1. What is the "I wouldn't eat that on a bet" thread?

The "I wouldn't eat that on a bet" thread is a discussion forum on a popular online platform where users share their experiences and opinions about food and dishes that they would not eat even if they were offered a large sum of money.

2. Why do people have such strong opinions about certain foods?

Food preferences and aversions are influenced by a variety of factors such as cultural upbringing, personal taste, and past experiences. In some cases, people may also have allergies or intolerances to certain ingredients which can contribute to their avoidance of certain foods.

3. Are there any health risks associated with eating foods that people wouldn't eat on a bet?

In most cases, the foods discussed in the "I wouldn't eat that on a bet" thread are considered safe to consume in moderation.
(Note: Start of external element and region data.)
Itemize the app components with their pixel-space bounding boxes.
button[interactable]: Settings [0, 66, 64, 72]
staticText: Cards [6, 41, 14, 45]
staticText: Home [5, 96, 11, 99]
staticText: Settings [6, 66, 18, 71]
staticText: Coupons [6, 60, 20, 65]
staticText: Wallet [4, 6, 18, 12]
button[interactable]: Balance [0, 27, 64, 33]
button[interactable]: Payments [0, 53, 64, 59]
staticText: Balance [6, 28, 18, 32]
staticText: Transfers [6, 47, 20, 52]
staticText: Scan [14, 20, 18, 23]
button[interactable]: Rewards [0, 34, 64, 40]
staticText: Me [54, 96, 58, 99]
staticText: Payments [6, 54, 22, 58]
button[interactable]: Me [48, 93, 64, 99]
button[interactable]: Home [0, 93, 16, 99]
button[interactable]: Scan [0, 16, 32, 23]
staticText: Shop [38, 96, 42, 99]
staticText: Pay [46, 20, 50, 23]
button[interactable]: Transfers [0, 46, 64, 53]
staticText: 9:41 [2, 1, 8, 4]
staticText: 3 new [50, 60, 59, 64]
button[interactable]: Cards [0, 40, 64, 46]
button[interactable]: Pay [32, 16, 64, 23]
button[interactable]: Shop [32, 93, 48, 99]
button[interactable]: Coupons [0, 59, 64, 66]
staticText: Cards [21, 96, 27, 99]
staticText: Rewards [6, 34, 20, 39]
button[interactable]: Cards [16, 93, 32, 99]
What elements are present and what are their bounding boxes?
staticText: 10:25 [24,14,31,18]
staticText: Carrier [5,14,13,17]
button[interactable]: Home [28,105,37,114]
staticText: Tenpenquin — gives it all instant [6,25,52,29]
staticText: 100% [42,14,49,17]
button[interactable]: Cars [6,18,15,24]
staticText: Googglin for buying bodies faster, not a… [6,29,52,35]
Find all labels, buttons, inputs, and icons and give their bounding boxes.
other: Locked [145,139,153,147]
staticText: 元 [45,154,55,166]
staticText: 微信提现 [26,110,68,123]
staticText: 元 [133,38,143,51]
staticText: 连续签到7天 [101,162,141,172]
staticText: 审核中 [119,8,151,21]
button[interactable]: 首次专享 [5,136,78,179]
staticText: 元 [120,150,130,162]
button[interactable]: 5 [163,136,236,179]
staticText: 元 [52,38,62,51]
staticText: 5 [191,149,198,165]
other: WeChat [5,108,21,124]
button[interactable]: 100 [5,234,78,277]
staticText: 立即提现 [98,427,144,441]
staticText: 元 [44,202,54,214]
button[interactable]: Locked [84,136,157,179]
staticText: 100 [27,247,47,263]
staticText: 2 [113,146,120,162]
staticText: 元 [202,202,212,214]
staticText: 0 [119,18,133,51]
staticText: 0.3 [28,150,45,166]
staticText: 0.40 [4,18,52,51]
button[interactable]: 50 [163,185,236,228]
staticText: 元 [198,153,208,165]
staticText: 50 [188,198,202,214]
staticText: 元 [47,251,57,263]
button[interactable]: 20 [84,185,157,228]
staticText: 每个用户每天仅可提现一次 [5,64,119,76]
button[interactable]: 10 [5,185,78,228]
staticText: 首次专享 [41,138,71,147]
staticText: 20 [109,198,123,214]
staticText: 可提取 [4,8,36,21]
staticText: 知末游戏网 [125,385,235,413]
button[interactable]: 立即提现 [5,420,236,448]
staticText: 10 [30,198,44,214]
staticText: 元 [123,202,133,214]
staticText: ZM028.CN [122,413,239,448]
However, there may be some instances where certain foods can pose a health risk, such as consuming raw or undercooked meat or eggs.

4. Is the "I wouldn't eat that on a bet" thread just for fun or is there a scientific basis behind it?

While the thread may have started as a lighthearted discussion, there is actually a scientific basis behind people's food preferences and aversions. Studies have shown that factors such as genetics, taste receptors, and brain chemistry can all play a role in our food choices.

5. Can people's opinions about certain foods change over time?

Yes, people's food preferences and aversions can change over time due to a variety of factors. For example, as we age, our taste buds may become less sensitive, causing us to enjoy foods that we previously disliked. Additionally, exposure to new cuisines and dishes can also influence our food preferences.